Punishing human smugglers

Tue, Jul 29th 2014, 01:28 AM

The Bahamas is a smuggling route. It has been that for centuries. We live at the doorstep of the wealthiest country in the world, under which is a relatively poor region. Just under us is the poorest country in the Western Hemisphere (Haiti). We smuggle drugs. We smuggle guns. We smuggle people.
While drug and gun prosecutions are common in The Bahamas, human smuggling cases are not. Consequently, the sentence handed down to a Jamaican recently was of significance.
Chevaneese Sasha Gay Hall, 24, was sentenced to 15 years in prison for forcing two Jamaican women into the sex trade. She is the first person in The Bahamas to be convicted of human trafficking.
Senior Justice Jon Isaacs sentenced her to 15 years on four counts of trafficking in persons and seven years in prison on two counts of unlawfully withholding the victims' passports. The sentences run concurrently.
Prosecutors said Hall recruited two women to work for her prostitution ring in January 2013.

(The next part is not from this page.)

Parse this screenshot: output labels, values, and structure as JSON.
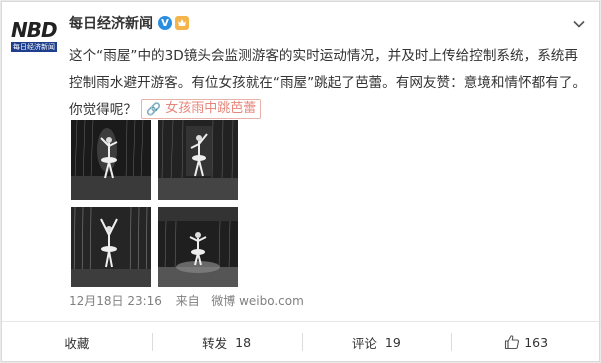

The women, who were recruited separately, testified that they met Hall in Jamaica and she convinced them that she could get them jobs. One said she was promised a job as a bartender; the other said she was promised a job as a masseuse. However, Hall seized their passports once they came to the country and told them they would have to prostitute themselves.
The women said they were closely managed and only left their apartment in Grand Bahama for jobs. However, the sex ring unraveled when one of the women escaped and alerted police.
We should continue to push these investigations and prosecutions. Human trafficking is rightly described as modern day slavery. Ruthless smugglers take the few dollars possessed by the desperate, taking them across dangerous routes - sometimes killing them along the way - to destinations often apart from what was promised. Many smuggled people end up in places where they are not paid, where they do not have freedom of movement, where they have to sell their bodies for sex to avoid violent reprisals.
The government and our law enforcement agencies should especially seek prosecutions when it comes to the trafficking of Haitians to The Bahamas. Thousands of people from Haiti are brought here each year via organized smuggling operations. Breaking these criminal networks would help us gain some control over the flow of people from that country.
The recently released U.S. Department of State 2014 Trafficking in Persons Report noted the problem with the trafficking of people from Haiti: "Migrant workers are especially vulnerable to involuntary servitude in The Bahamas, particularly the thousands of Haitians who arrive in The Bahamas largely voluntarily to work as domestic employees and laborers."
The police and prosecutors who brought this case forward should be commended. They should also be encouraged to expand the fight against this abhorrent practice in order to protect the vulnerable.